Congratulations! The hunting gods were smiling upon you! Couldn't have happened to a nicer guy! 8)


----------



## Derek4747 (Jun 23, 2008)

Congrats. You just hooked two young men on hunting. Very cool story


----------



## Packout (Nov 20, 2007)

Congratulations on the blood, but taking the kids is even better! The BEST part of the whole story was that you took your young boys.


----------



## USMARINEhuntinfool (Sep 15, 2007)

Thanks guys, 100 years from now this will still be one of the best experiences of my life, one that can never be replaced or taken away.


----------



## elkfromabove (Apr 20, 2008)

GREAT! When all is said and done, ya gotta be out there to get 'em!


----------



## muledeer#1 (Dec 2, 2008)

Gotta love it!


----------



## sharpshooter25 (Oct 2, 2007)

That is just awesome.


----------



## martymcfly73 (Sep 17, 2007)

Awesome!
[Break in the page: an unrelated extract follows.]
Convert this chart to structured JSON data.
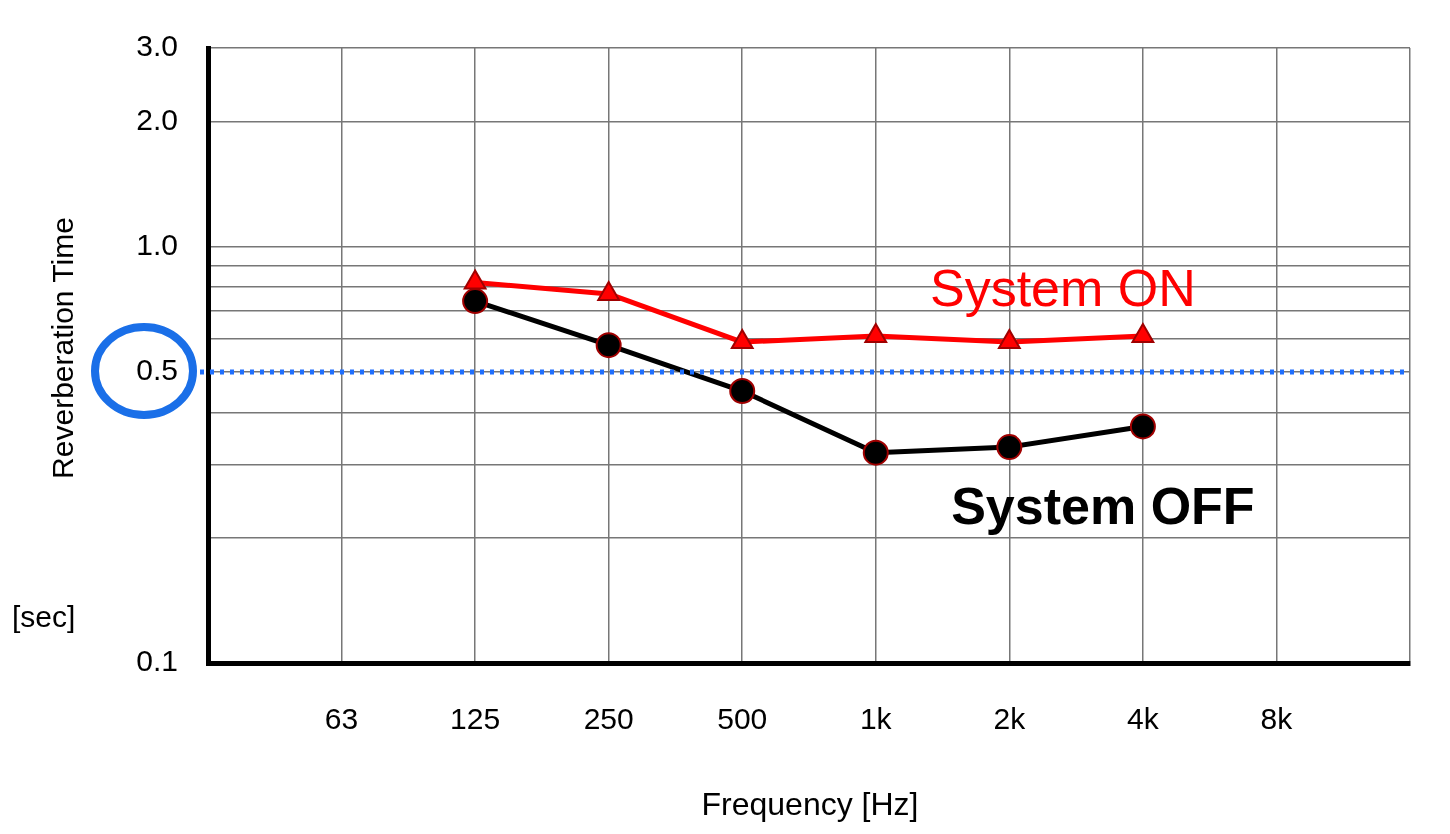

Your boys will tell this story to their grandkids. I hope I can share the same thing with my little guy. Congrats!


----------



## shaun larsen (Aug 5, 2011)

Some things are just meant to be. Congrats!


----------



## El Casador (Aug 27, 2009)

Waty to go!  liftime of memories for the 3 of you 8) and plenty of meat in the freezer way cool! 8)


----------



## muzzlehunter (Nov 29, 2009)

Congrats! A hunt you and your boys wont forget.


----------



## Size Matters (Dec 22, 2007)

That is awesome great job getting the kids out. 8)


----------



## bloodtrail (Sep 20, 2007)

Nice story!

I took my 10 year old son and 12 year old daughter to my ground blind on Friday night. We had fun, but really had little chance for hunting success. Amoung other things, right as the sun was about to set, my daughter had to pee! I didn't expect to get a serious hunt in and enjoyed the time with my kids. At least they kids are getting excited for bow hunting!!!


----------



## USMARINEhuntinfool (Sep 15, 2007)

It's cool just to get out. This was a one in a million fluke thing. Which made it even more awesome to spend with the boys. I would have been more than happy to have just spent the evening goofing off with them.


----------



## dkhntrdstn (Sep 7, 2007)

That sweet. congrats on the elk.


----------



## middlefork (Nov 2, 2008)

Nice! Glad it worked out for you and your kids. Memories for sure.


----------



## stillhunterman (Feb 15, 2009)

It's a beautiful thing Brent! Well done dad!


----------